This remarkable saying of our Lord’s is recorded in all of the accounts of the institution of the Lord’s Supper. The thought embodied in it ought to be present in the minds of all who partake of that rite. It converts what is primarily a memorial into a prophecy. It bids us hope as well as, and because we, remember. The light behind us is cast forward on to the dimness before. So the Apostle Paul, in his solitary reference to the Communion–which, indeed, is an entirely incidental one, and evoked simply by the corruptions in the Corinthian Church, emphasises this prophetic and onward-looking aspect of the backward-looking rite when he says, ‘Ye do show the Lord’s death _till He come_.’

Now, it seems to me that those of us who so strongly hold that the Communion is primarily a simple memorial service, with no mysterious or magical efficacy of any sort about it, do rather ignore in our ordinary thoughts the other aspect which is brought out in my text; and that comparative ignoring seems to me to be but a part of a very lamentable and general tendency of this day, whereby the prospect of a future life has become somewhat dimmed and does not fill the place either in ordinary Christian thinking, or as a motive for Christian service which the proportion of faith, and the relative importance of the present and the future suggest that it ought to fill. The Christianity of this day has so much to do with the present life, and the thought of the Gospel as a power in the present has been so emphasised, in legitimate reaction from the opposite exaggeration, that there is great need, as I believe, to preach to Christian people the wisdom of making more prominent in their faith their immortal hope. I wish, then, to turn now to this aspect of the rite which we regard as a memorial, and try to emphasise its forward-looking attitude, and the large blessed truths that emerge if we consider that.

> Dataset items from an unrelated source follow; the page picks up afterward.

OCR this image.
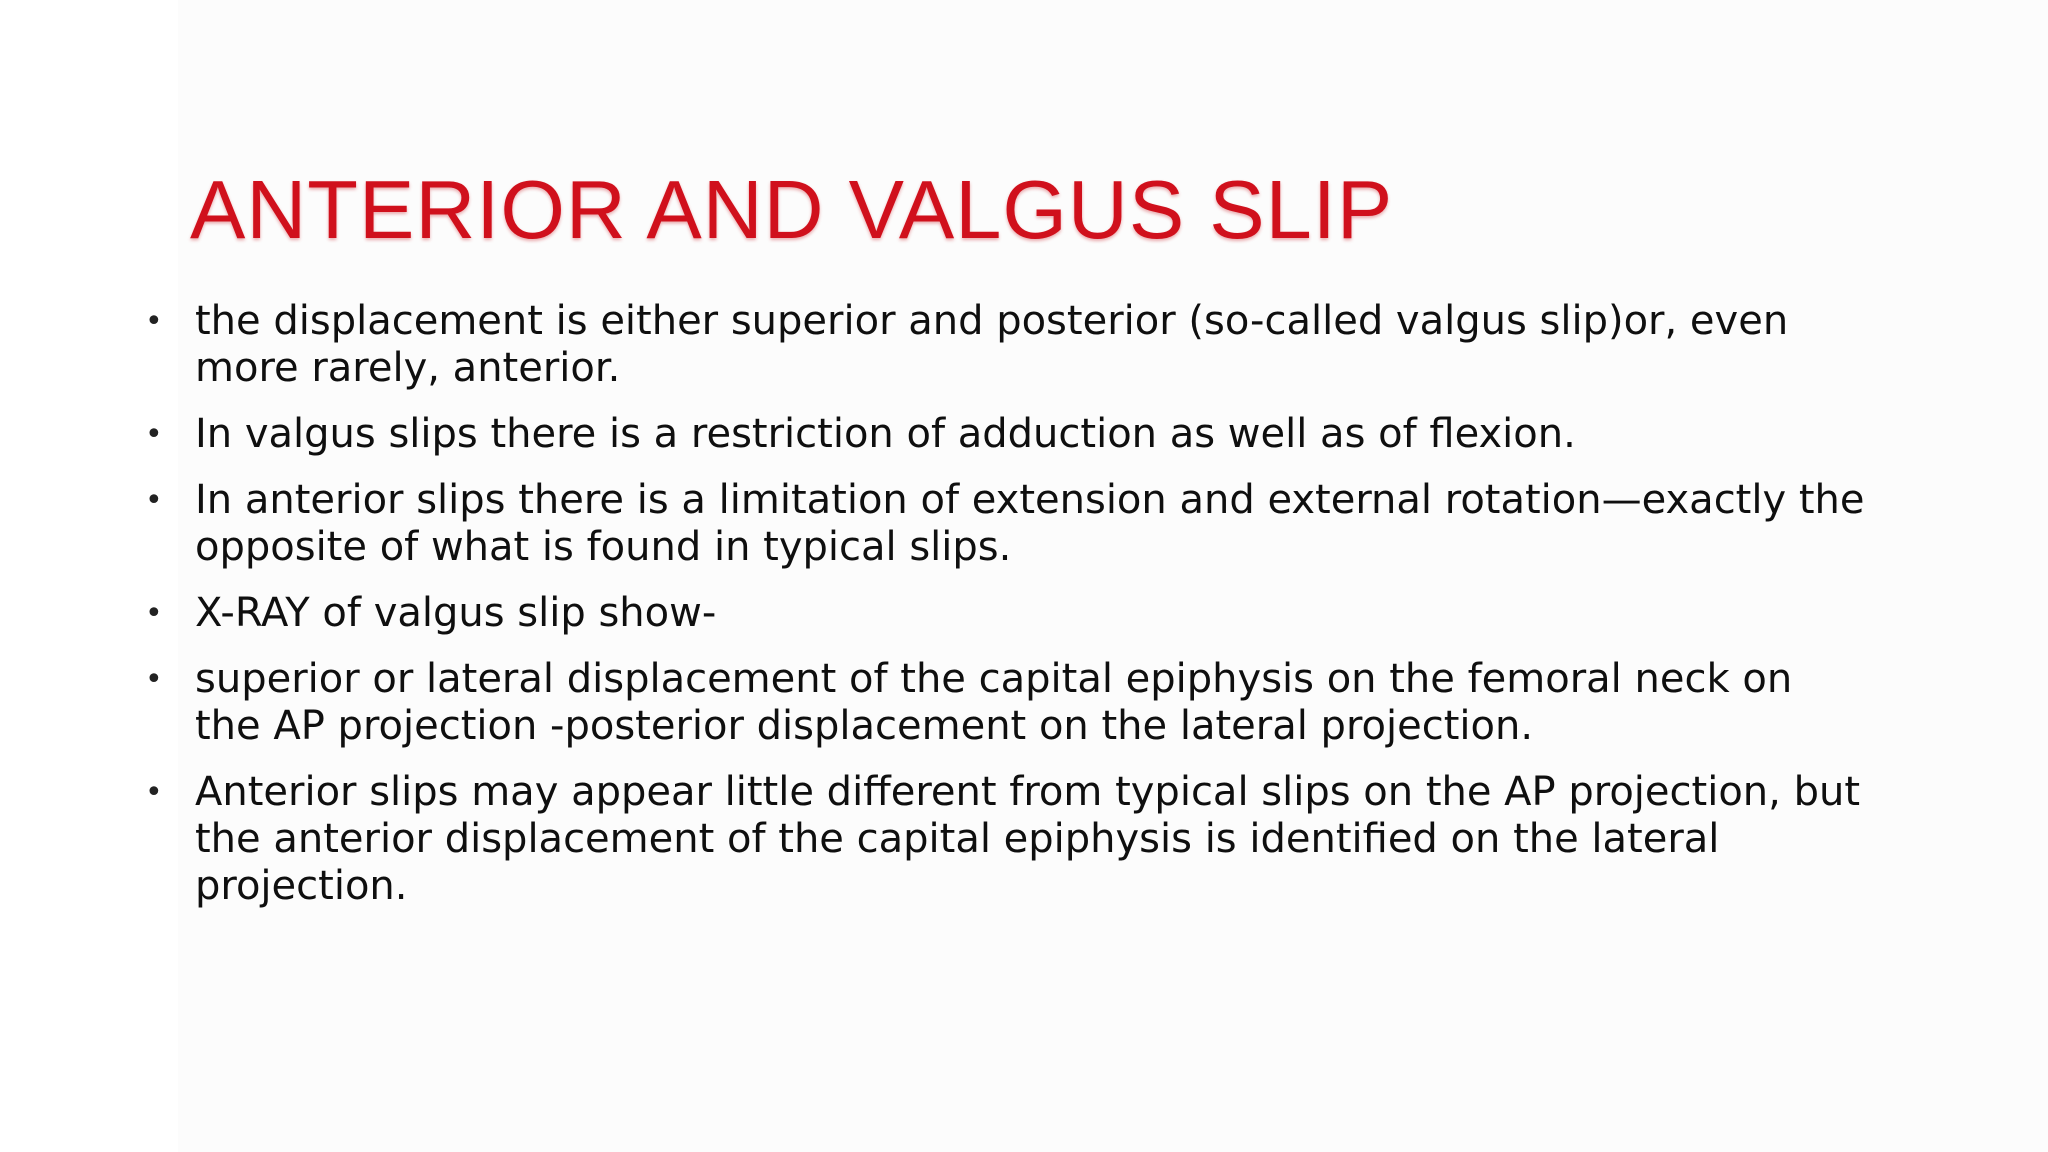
ANTERIOR AND VALGUS SLIP
• the displacement is either superior and posterior (so-called valgus slip)or, even more rarely, anterior.
• In valgus slips there is a restriction of adduction as well as of flexion.
• In anterior slips there is a limitation of extension and external rotation—exactly the opposite of what is found in typical slips.
• X-RAY of valgus slip show-
• superior or lateral displacement of the capital epiphysis on the femoral neck on the AP projection -posterior displacement on the lateral projection.
• Anterior slips may appear little different from typical slips on the AP projection, but the anterior displacement of the capital epiphysis is identified on the lateral projection.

I. First, let me say just a word about the twin aspect of the Communion as a memorial prophecy, or prophetic remembrance.

Now, I need not remind you, I suppose, that according to the view which, as I believe, the New Testament takes, and which certainly we Nonconformists take, of all the rites of external worship, every one of them is a prophecy, because every act in which our sense is brought in to reinforce the spirit–and by outward forms, be they vocal, or be they manual, or be they of any other sort, we try to express and to quicken spiritual emotions and intellectual convictions–declares its own imperfection, digs its own grave, and prophecies its own resurrection in a nobler and better fashion. Just because these outward symbols of bread and wine do, through the senses, quicken the faith and the love of the spirit, they declare themselves to be transitory, and they point onwards to the time when that which is perfect shall absorb, and so destroy, that which is in part, and when sense shall be no longer necessary as the ally and humble servant of spirit. ‘I saw no temple therein.’ Temples, and rites, and services, and holy days, and all the external apparatus of worship, are but scaffolding, and just as the scaffolding round a building is a prophecy of its own being pulled down when the building is reared and completed, so we cannot partake of these external symbols rightly, unless we recognise their transiency, and feel that they say to us, ‘A mightier than I cometh after me, the latchet of whose shoe I am not worthy to unloose.’ The light that shines in the dark heralds the day and its own extinction.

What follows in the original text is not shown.